I hope that answers your question. It's a tricky subject because a lot of the manufacturers will push that these light bulbs have less mercury in them and that they may not be regulated in the same way. They're absolutely true but there are some sticky points related to the levels that you'll see in those light bulbs of mercury vapour.
Someone wants to know if you could tell us a little bit more about collecting controlled substances under the pharmaceutical waste arena?
Yes, sure! Narcotics are very hot topic again for a couple of different reasons. One of them is the diversion of those narcotics. When you think about hazardous waste and hazardous waste in pharmaceutical programs, it's a very small window of what you're required to do.
There are a couple of narcotics that we think about when we're looking at RCRA regulated narcotics. Probably one of the most common ones that we see is chlorohydrate. It is a U-listed hazardous pharmaceutical waste that also meets the definition of narcotics. In the event that you have something that was both a RCRA regulated narcotic and something that fell under one of the spectacles of narcotics, you will be required to collect that if and when you had any material leftover that still met the definition of that particular hazardous waste.
Just to follow up on the example of chlorohydrate, if it has been spent for its intended purpose and RCRA empty, which is less than three per cent of the total liquid volume of the container, falls out of that category. We see people collect very little hazardous narcotic waste because one is that chlorohydrate is none by the way side. Not everybody generates it. And ultimately because this material get to be used and spent for its intended purpose and doesn't fall into the hazardous waste characteristic of U34 code for chlorohydrate.
There have been some recent additions by the DEA to help hospitals in particular become generators of waste narcotics from patients so that their community can bring narcotics to them. There is some registration requirements and definitely maybe another webinar where this is a great big topic to get some narcotics off the streets and get them into a place where they could be managed appropriately.

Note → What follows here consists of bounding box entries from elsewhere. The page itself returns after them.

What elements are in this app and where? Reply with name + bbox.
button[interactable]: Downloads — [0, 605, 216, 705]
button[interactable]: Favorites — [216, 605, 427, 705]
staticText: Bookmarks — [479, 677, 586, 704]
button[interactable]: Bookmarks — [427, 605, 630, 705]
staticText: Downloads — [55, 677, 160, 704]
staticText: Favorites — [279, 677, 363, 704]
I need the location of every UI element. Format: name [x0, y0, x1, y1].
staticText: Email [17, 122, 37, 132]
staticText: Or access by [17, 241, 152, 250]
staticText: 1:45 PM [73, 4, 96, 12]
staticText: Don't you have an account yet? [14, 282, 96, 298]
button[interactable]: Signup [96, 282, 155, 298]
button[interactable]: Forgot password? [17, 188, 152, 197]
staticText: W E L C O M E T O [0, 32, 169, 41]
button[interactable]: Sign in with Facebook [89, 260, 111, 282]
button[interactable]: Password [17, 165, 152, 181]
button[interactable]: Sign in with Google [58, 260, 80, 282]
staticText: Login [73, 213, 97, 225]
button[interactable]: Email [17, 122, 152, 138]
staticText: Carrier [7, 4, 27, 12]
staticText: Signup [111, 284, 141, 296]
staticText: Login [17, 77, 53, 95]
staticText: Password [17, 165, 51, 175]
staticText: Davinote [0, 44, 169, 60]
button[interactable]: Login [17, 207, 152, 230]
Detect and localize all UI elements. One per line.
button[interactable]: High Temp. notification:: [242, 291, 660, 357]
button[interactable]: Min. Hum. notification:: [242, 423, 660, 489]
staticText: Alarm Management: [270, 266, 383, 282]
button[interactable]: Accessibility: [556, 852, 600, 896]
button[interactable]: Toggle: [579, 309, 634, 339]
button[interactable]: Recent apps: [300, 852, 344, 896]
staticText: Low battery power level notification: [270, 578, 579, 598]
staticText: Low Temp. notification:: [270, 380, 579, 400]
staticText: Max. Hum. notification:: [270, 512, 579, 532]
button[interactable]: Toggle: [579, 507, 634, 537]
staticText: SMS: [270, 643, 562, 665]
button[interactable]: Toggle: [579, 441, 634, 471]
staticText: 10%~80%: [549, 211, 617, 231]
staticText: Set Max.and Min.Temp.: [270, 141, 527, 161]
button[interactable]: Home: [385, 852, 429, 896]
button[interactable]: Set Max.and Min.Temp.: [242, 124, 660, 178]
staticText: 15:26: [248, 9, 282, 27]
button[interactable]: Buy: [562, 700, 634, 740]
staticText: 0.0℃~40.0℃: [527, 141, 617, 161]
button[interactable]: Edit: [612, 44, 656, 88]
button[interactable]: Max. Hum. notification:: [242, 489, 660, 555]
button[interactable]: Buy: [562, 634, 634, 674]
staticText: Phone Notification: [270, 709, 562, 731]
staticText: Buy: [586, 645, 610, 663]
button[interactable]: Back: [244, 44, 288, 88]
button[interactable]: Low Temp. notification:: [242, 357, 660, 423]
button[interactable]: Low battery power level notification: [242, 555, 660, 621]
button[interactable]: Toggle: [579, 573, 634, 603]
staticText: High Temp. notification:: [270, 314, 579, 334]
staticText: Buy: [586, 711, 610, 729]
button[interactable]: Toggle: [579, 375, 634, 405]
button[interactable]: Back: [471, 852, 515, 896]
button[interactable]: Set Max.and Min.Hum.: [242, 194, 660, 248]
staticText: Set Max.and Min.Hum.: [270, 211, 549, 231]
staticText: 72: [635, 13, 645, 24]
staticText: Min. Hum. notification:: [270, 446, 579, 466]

Could you tell a little bit more about how RMW can be converted to a plastic?
It's an exciting process. Just to back up for two seconds, we've been looking over the last six years on how to better handle some of the largest streams in healthcare. One of that being solid wastes. Solid wastes recycling has absolutely taken off another being medical waste. As part of medical waste, believe it or not, based on our studies about 78% of all the materials that goes in red bag waste and as sharps waste, it's actually plastic already.
We have a unique process at one of our facilities where there's a source separation component where we take the hard part of things that end up in those waste containers, which as you understand is quite a lot. We separate them and think of it like a brew master. You want to pull all that stuff apart and its component pieces and put it together with the right components so that we can make what's called a low grade industrial plastic that could be used for industrial forms and things like that.
When I say that we make a plastic, we make a real live plastic product that gets sold on the back so we can offset some of the disposal cost and share those cost savings with the customers. We ultimately get to help in their medical waste programs as for materials for recycling. There are a lot of specifics and new ones in the actual plasticization process and the source separation process. It can take a lot of grinders, shakers, magnetics and things like that to use source separation. It's about taking all the components apart and putting them back together again in the right form so that we can produce what is ultimately a low-grade plastic product for use.